President Trump plans to meet with NFL anthem kneelers and ask whom they want him to pardon
For months, President Donald Trump has clashed with NFL players who protest during the national anthem.
On Friday, he offered them an olive branch.
Before leaving for the G-7 summit in Canada, Trump told reporters outside the White House that he wants to meet with the protesters and find out whom they would like him to give a presidential pardon.
“What I’m going to do is I’m going to say to them, instead of talk — it’s all talk talk talk … I’m going to ask all of those people to recommend to me — because that’s what they’re protesting — people that they think were unfairly treated by the justice system,” the president said. “And I understand that. I’m going to ask them to recommend to me people that were unfairly treated — friends of theirs or people that they know about — and I’m going to take a look at those applications, and if I find and my committee finds that they’ve been unfairly treated, then we’ll pardon them. Or at least let them out.”
It marked a surprising turn for Trump, who has often criticized the protesters.
During a rally last September, the president said, “Wouldn’t you love to see one of these NFL owners, when somebody disrespects our flag, to say, ‘Get that son of a b— off the field right now. He’s fired!’?”
On the following NFL Sunday, the ranks of the protesters multiplied, as dozens of players responded by kneeling or staging other demonstrations.
The protests were started during the 2016 preseason by Colin Kaepernick, then a quarterback with the San Francisco 49ers. “I am not going to stand up to show pride in a flag for a country that oppresses black people and people of color,” Kaepernick explained.
Since then, the issue has cast a cloud over the league. Television ratings have fallen, and many fans have called for an NFL boycott.
The league tried to stop the bleeding by announcing a new policy on anthem protests last month. Players will be required to stand if they’re on the field, but they will have the option to remain in the locker room if they don’t want to stand.
Even as Trump invited the protesting players to meet with him, he condemned their tactics.

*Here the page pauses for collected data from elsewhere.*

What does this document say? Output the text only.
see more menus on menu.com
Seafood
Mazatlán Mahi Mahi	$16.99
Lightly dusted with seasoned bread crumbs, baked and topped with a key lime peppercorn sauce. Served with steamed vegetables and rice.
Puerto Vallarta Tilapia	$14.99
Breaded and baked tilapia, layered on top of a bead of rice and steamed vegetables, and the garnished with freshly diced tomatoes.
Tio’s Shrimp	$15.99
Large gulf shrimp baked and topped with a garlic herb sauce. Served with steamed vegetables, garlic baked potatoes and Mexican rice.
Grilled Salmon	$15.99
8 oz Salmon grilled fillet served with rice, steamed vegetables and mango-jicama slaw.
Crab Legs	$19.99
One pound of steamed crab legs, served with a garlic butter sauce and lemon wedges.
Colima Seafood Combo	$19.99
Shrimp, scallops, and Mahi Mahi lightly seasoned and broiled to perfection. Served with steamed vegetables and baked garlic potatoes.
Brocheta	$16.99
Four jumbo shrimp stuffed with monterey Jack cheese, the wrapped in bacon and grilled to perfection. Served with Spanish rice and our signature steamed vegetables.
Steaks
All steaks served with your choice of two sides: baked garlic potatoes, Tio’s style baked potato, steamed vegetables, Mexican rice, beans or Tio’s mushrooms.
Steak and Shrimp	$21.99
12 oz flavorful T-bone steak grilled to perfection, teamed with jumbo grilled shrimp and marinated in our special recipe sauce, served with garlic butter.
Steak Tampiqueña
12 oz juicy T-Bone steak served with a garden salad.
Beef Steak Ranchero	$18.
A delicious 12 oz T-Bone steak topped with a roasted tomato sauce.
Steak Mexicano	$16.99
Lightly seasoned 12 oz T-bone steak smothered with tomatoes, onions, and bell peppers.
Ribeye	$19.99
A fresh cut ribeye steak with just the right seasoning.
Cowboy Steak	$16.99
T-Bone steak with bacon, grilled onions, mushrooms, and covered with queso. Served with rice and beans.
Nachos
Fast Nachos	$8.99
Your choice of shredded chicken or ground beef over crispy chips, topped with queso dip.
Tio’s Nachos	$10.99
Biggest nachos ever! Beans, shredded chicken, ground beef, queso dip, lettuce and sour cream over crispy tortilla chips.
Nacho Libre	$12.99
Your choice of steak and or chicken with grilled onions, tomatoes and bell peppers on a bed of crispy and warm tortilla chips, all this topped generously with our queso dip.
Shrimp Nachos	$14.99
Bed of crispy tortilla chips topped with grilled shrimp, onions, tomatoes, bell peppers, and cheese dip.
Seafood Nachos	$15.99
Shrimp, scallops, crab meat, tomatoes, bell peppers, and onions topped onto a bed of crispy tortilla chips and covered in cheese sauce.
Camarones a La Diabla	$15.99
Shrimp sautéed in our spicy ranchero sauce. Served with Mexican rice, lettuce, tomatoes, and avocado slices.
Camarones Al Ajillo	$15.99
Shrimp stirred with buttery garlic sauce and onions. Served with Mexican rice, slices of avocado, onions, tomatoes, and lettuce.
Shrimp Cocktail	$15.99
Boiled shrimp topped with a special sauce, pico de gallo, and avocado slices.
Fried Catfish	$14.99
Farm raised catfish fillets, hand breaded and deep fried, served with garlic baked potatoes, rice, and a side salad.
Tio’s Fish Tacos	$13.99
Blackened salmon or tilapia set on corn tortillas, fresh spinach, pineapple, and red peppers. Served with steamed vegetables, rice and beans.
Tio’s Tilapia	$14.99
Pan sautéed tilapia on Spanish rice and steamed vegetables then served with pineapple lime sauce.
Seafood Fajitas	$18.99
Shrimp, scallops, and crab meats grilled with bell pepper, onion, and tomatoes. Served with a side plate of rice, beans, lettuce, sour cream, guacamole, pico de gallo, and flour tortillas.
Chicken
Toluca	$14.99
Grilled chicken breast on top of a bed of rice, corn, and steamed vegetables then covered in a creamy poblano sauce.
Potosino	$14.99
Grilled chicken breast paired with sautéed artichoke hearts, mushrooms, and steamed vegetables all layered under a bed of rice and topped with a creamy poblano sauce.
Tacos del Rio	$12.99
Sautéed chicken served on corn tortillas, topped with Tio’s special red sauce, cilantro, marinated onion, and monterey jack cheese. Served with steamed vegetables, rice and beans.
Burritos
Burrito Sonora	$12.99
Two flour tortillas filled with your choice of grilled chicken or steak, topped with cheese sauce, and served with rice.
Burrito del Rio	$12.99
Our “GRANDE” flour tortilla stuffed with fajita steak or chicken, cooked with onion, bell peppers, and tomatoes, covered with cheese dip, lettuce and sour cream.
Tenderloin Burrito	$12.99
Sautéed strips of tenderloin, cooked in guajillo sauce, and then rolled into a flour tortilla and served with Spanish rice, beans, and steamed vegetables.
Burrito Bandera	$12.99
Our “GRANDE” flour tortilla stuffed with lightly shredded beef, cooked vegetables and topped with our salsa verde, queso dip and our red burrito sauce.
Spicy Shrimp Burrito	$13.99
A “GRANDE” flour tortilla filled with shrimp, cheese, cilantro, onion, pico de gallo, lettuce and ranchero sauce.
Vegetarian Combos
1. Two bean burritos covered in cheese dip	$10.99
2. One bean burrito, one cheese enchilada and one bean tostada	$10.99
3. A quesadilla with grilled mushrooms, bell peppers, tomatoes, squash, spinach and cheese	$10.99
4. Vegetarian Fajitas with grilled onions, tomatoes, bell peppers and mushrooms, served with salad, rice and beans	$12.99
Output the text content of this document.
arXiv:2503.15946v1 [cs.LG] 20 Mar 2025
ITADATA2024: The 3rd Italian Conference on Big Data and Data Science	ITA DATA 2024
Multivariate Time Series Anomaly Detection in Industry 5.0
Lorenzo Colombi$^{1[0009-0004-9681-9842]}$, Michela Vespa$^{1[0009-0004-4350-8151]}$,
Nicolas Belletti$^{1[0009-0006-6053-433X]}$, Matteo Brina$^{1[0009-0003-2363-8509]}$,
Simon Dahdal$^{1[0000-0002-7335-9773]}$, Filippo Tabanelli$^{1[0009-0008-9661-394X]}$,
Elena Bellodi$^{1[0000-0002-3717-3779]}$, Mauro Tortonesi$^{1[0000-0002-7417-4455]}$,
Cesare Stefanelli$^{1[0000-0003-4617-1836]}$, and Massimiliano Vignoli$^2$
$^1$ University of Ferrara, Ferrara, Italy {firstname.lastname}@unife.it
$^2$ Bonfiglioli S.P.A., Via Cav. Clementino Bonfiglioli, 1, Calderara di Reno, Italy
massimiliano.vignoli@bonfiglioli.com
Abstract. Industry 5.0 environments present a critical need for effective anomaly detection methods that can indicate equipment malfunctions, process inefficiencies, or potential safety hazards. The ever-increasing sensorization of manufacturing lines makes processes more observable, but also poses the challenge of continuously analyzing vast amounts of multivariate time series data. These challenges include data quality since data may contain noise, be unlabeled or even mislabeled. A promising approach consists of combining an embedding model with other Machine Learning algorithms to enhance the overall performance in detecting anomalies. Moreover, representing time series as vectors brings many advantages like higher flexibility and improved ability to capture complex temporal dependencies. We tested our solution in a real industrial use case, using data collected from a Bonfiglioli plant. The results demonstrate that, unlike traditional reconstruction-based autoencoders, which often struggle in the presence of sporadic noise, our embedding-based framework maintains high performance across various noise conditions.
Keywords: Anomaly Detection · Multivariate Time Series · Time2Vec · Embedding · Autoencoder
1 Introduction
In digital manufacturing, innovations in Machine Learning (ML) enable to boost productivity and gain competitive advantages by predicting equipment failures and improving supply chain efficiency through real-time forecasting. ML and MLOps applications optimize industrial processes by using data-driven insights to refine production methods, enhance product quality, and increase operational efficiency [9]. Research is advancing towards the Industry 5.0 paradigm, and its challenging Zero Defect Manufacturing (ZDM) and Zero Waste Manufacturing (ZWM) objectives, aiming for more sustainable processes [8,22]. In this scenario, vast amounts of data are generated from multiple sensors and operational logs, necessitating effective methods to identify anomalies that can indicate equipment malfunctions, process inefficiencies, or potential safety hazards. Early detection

“You have a lot of people in the NFL in particular, but in sports leagues, they’re not proud enough to stand for our national anthem,” he said. “I don’t like that. … You should stand for our national anthem. You shouldn’t go in a locker room when our national anthem is played.”
On Thursday, Yahoo Sports reported that the attorneys working on Kaepernick’s collusion grievance against the league are expected to seek a federal subpoena in order to question Trump. The lawyers claim pressure from the president is the reason Kaepernick hasn’t signed with another team since opting out of his contract last March.
Trump has shown great interest in his pardon power in recent weeks, including its use for sports figures.
Last month, the president pardoned Jack Johnson, the first black heavyweight boxing champion. Johnson, who died in 1946, was arrested in 1913 for transporting a white woman across state lines.
“I believe Jack Johnson is a worthy person to receive a pardon, to correct a wrong in our history,” Trump said.
In his remarks Friday, he also commented on a possible pardon for another boxing legend, Muhammad Ali, who died this week in 2016.
“I’m thinking about somebody that you all know very well and he went through a lot. And he wasn’t very popular then,” the president said. “He certainly, his memory is very popular now. I’m thinking about Muhammad Ali.”
Ali, citing his Muslim religious beliefs, refused to be drafted into the military in 1966 and had his heavyweight title stripped as a result. The Supreme Court eventually overturned Ali’s draft conviction in 1971, a fact that Ali’s attorney, Ron Tweel, called to Trump’s attention Friday.
“We appreciate President Trump’s sentiment, but a pardon is unnecessary,” Tweel said in a statement via CBS Sports. “The U.S Supreme Court overturned the conviction of Muhammad Ali in a unanimous decision in 1971. There is no conviction from which a pardon is needed.”